[PATCH] D25963: [LoopUnroll] Implement profile-based loop peeling

Wed Oct 26 14:07:31 PDT 2016

hfinkel added a comment.

In https://reviews.llvm.org/D25963#579367, @mkuper wrote:

> In https://reviews.llvm.org/D25963#579328, @hfinkel wrote:
>
> > As a high-level comment, it would be nice to also have loop metadata to specify a typical trip count (or trip counts).
> >
> > Intel, for example has (https://software.intel.com/en-us/node/524502):
> >
> >   #pragma loop_count(n)
> >   
> >
> > which asks the optimizer to optimize for a trip count of n. Moreover, and perhaps more importantly, is also supports:
> >
> >   #pragma loop_count(n1, n2, ...)
> >   
> >
> > which asks for specializations for trip counts n1, n2, etc.
> >
> > Also supported by Intel's compiler is:
> >
> >   #pragma loop_count min(n),max(n),avg(n)
> >   
>
>
> I agree this would be nice, but I think it's somewhat orthogonal.
>  We can start with an implementation of "estimated trip count" that relies on branch weights, and refine to use more specialized metadata if/when we have it.

Agreed.

> 
> 
>> FWIW, obviously part of the problem with the average is that you might miss the common trip counts.

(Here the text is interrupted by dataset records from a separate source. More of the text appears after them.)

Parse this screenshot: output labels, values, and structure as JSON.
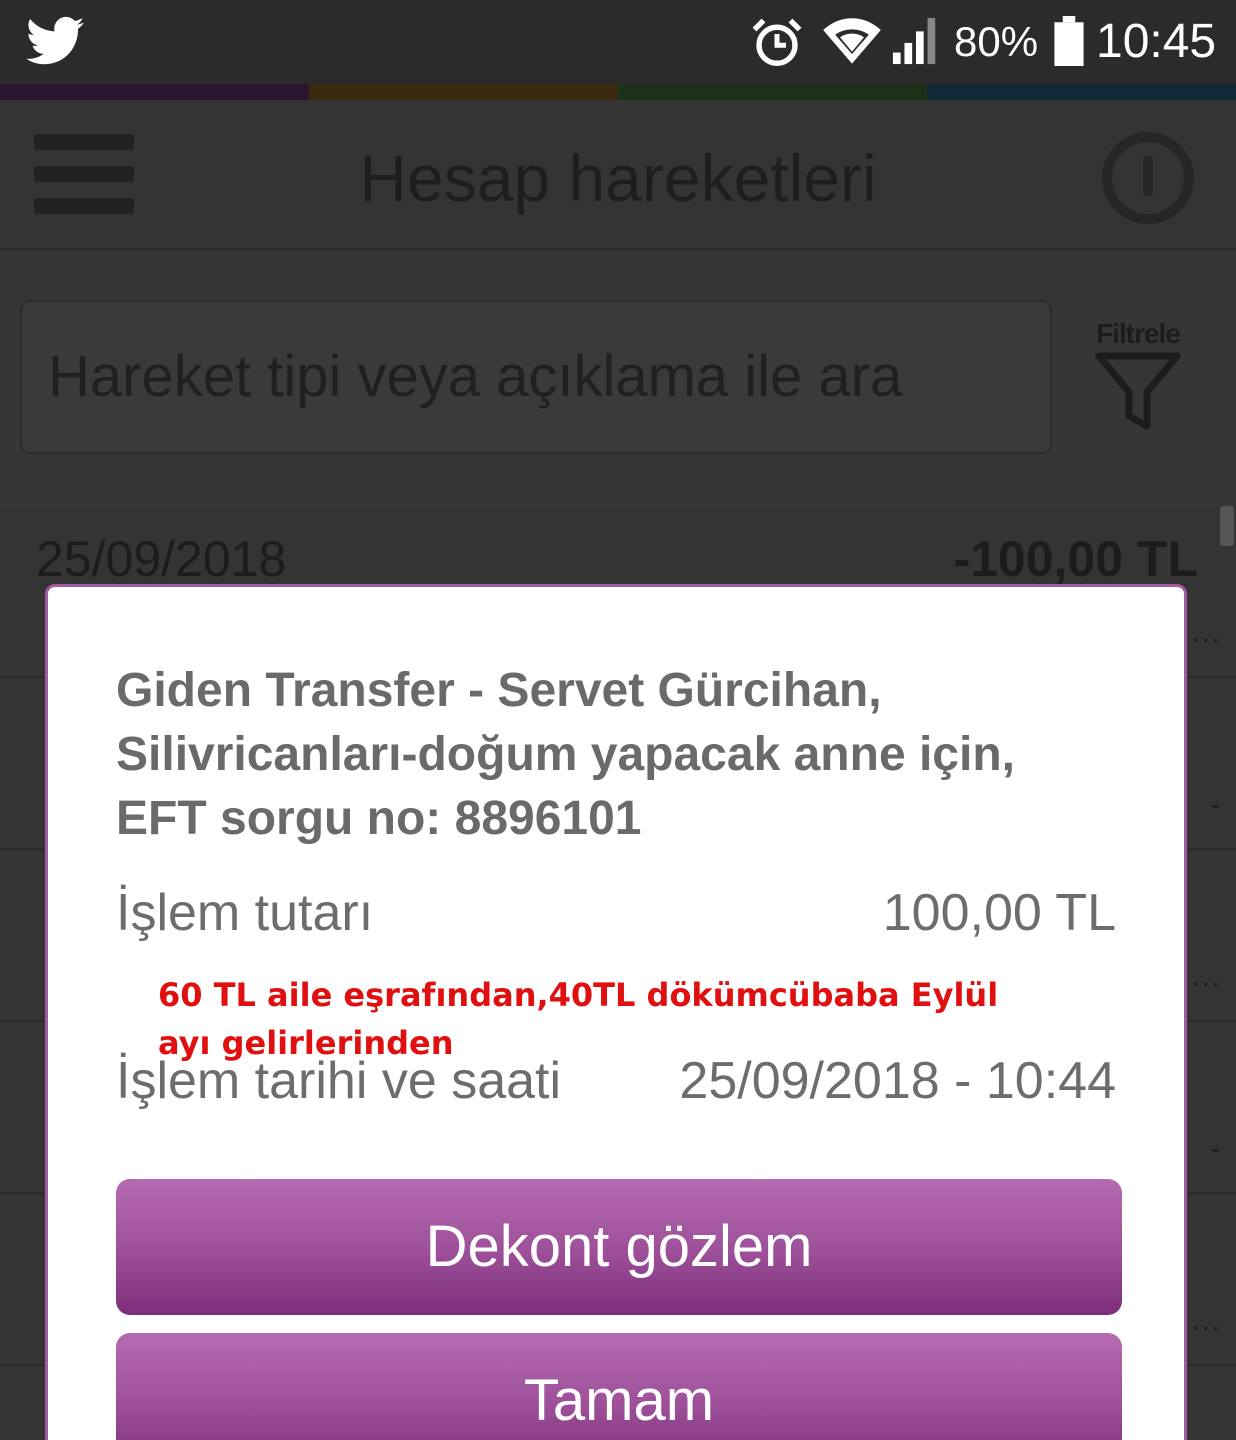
{
  "status_bar": {
    "battery_percent": "80%",
    "time": "10:45",
    "icons": [
      "twitter-icon",
      "alarm-icon",
      "wifi-icon",
      "signal-icon",
      "battery-icon"
    ]
  },
  "stripe_colors": [
    "#2a1630",
    "#3a2a10",
    "#1d3018",
    "#102a38"
  ],
  "header": {
    "title": "Hesap hareketleri"
  },
  "search": {
    "placeholder": "Hareket tipi veya açıklama ile ara",
    "filter_label": "Filtrele"
  },
  "transactions": [
    {
      "date": "25/09/2018",
      "amount": "-100,00 TL"
    }
  ],
  "dialog": {
    "title": "Giden Transfer - Servet Gürcihan, Silivricanları-doğum yapacak anne için, EFT sorgu no: 8896101",
    "amount_label": "İşlem tutarı",
    "amount_value": "100,00 TL",
    "note": "60 TL aile eşrafından,40TL dökümcübaba Eylül ayı gelirlerinden",
    "date_label": "İşlem tarihi ve saati",
    "date_value": "25/09/2018 - 10:44",
    "primary_button": "Dekont gözlem",
    "secondary_button": "Tamam"
  },
  "colors": {
    "button_purple": "#9c4f98",
    "dialog_border": "#a05aa0",
    "note_red": "#e01010"
  }
}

A loop that is generally executed with a trip count of 3 or 5, might end up with a average near 4; I'm not sure what the best thing would be to do in that case.
> 
> Right, but at least for sampling-based PGO, I think average is the best we're going to get. (Instrumentation can probably do better, and user hints certainly can).
>  I'm not entirely sure this is a problem, though. We want to optimize for the common case, and I think the average gives us that - in the "0.5 * 3 + 0.5 * 5" case, if we peel off 4 iterations, then 90% of the dynamically executed iterations will hit the peeled-off section - all iterations of the "3 trips" case, and 4 out of 5 iterations of the "5 trips" cases. Which is hopefully better than leaving the loop as is.

I agree. Thanks for explaining this, because I did not understand what was happening. I thought that you where peeling off a fixed number of iterations as a single block. You're not. This will give a different performance vs. applicability tradeoff.  I think that this probably makes more sense for PGO-driven information.

https://reviews.llvm.org/D25963